My tester came with the $550 Convenience Package that adds heated door mirrors, automatic headlights, rain-sensing wipers, and heated front seats. The steering wheel is leather-wrapped, along with the parking brake handle and shift boot. Another feature my tester had, but I did not use in these winter conditions was the $1200 moonroof package.
On the road, the 2015 Mazda3 was blissful with its smooth, composed ride with very responsive handling. I did note that the steering wheel’s weight gets progressively heavier when turning, this gives better feel and feedback; something that is very hit or miss to get right for electric power steering systems. Mazda’s is definitely a hit. On the road, the combination of having a longer wheelbase and a shorter overall length gives an interesting feel; it feels like it’s a big full sized sedan, yet it is not hard to place on the road and can fit into tight spaces.
My tester came with the 6-speed automatic transmission that was new for 2014. This unit allows cruising at highways speeds spinning just under 2,000 rpm. Can anyone say fuel savings? Power delivery on the 2.0-liter SkyActiv is generally good.

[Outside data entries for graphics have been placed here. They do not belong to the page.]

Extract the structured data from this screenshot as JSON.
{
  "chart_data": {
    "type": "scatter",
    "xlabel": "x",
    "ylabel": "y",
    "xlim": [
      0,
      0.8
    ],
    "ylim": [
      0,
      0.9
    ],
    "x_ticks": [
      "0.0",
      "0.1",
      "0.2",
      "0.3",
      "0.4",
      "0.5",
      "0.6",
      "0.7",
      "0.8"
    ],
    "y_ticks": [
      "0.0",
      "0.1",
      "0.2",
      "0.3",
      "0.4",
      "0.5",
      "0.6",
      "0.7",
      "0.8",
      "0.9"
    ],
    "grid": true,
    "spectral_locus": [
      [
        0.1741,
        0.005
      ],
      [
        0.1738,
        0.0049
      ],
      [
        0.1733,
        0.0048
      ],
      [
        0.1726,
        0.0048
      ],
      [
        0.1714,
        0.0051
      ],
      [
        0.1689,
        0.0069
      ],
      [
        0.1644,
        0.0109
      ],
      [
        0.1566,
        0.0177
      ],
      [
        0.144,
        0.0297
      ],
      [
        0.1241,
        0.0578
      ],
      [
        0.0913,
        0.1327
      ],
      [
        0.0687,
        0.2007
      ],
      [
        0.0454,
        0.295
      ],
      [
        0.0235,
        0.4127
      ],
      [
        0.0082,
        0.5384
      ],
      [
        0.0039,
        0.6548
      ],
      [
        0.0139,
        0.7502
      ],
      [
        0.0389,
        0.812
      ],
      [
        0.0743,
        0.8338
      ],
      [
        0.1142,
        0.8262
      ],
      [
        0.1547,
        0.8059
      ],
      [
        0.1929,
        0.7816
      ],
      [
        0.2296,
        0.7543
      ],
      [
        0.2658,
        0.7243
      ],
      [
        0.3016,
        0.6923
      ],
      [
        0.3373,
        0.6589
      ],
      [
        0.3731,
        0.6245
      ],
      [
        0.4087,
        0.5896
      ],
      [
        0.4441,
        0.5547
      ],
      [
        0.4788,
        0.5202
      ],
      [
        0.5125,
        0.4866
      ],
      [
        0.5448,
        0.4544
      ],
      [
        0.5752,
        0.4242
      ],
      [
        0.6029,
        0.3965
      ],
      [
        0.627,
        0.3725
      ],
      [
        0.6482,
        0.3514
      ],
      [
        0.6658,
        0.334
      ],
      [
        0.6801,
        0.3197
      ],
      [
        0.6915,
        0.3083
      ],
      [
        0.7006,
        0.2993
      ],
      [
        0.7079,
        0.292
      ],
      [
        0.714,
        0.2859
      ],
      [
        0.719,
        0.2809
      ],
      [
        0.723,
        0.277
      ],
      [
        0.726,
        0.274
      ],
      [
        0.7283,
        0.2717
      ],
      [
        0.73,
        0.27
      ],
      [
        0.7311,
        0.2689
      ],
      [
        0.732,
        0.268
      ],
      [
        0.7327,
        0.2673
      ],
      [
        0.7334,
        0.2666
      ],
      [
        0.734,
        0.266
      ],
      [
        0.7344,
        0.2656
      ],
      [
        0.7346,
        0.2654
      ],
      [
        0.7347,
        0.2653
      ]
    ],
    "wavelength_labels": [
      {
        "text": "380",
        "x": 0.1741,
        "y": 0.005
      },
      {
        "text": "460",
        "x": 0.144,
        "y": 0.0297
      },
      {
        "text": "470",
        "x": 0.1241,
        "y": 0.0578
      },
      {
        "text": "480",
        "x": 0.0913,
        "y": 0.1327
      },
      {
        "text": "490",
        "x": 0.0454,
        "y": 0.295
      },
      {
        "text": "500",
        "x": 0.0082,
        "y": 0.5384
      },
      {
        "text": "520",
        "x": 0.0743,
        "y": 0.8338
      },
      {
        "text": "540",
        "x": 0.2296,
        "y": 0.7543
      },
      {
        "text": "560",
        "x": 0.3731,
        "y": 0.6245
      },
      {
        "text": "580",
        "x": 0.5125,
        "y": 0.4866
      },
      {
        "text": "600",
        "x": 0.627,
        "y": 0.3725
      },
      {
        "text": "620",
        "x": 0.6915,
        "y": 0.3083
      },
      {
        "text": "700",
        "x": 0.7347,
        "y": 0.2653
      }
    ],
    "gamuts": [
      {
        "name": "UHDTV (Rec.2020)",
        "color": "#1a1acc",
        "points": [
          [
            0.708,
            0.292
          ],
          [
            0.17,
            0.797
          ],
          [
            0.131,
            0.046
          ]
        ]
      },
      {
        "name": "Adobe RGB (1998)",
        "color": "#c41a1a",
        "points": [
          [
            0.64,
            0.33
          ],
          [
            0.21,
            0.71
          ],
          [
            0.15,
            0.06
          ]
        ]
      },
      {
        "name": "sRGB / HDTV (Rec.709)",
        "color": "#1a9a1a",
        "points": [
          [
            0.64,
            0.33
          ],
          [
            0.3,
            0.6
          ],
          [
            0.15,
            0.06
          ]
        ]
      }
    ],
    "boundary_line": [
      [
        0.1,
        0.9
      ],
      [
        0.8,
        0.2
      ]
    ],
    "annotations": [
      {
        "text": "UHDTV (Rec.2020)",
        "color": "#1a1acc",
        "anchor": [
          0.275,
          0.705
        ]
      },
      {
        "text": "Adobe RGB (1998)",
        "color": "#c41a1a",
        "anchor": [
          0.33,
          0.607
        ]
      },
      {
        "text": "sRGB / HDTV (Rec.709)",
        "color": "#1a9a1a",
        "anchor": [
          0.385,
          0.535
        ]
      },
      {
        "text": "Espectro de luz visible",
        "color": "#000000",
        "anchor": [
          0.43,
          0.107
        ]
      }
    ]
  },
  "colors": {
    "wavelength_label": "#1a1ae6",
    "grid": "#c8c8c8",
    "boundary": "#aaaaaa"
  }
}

There isn’t as much power as I would like down low, but there is a good amount power past 2,500rpm, then the engine maintains a flat torque curve all the way through the power band. The 2.0-liter SkyActiv is rated for 7.8 L/100km City and 5.7 L/100km highway. During my week that included some snow driving, I found my average fuel economy to hover around 7.5 L/100km over a 60/40 split.
Fitted to my test car was a set of P205/60R16 Yokohama iceGuard iG20s. During a particularly icy and snowy Tuesday night during my test week I had to run an errand. In between my errand and I stood a kilometre-long hill that is quite steep. When I approached the bottom of the hill I was quite nervous seeing that there were 3 cars near the midway point of the hill that were pulled over with their hazards on—seemingly stuck. Let’s just say the Yokohama’s did their job and I made my ascent of that dastardly icy hill with no hesitations at all.
In terms of pricing, the 2015 Mazda3 GS Sedan is priced starting at $21,095. The as-tested price is $23,295. For a car that aims itself up market in terms of interior quality, an efficient yet peppy engine, and very sharp driving dynamics, the 2015 Mazda3 would be a very good choice as a daily driver. For anyone shopping in the compact segment, it’s essential to at least try the Mazda3.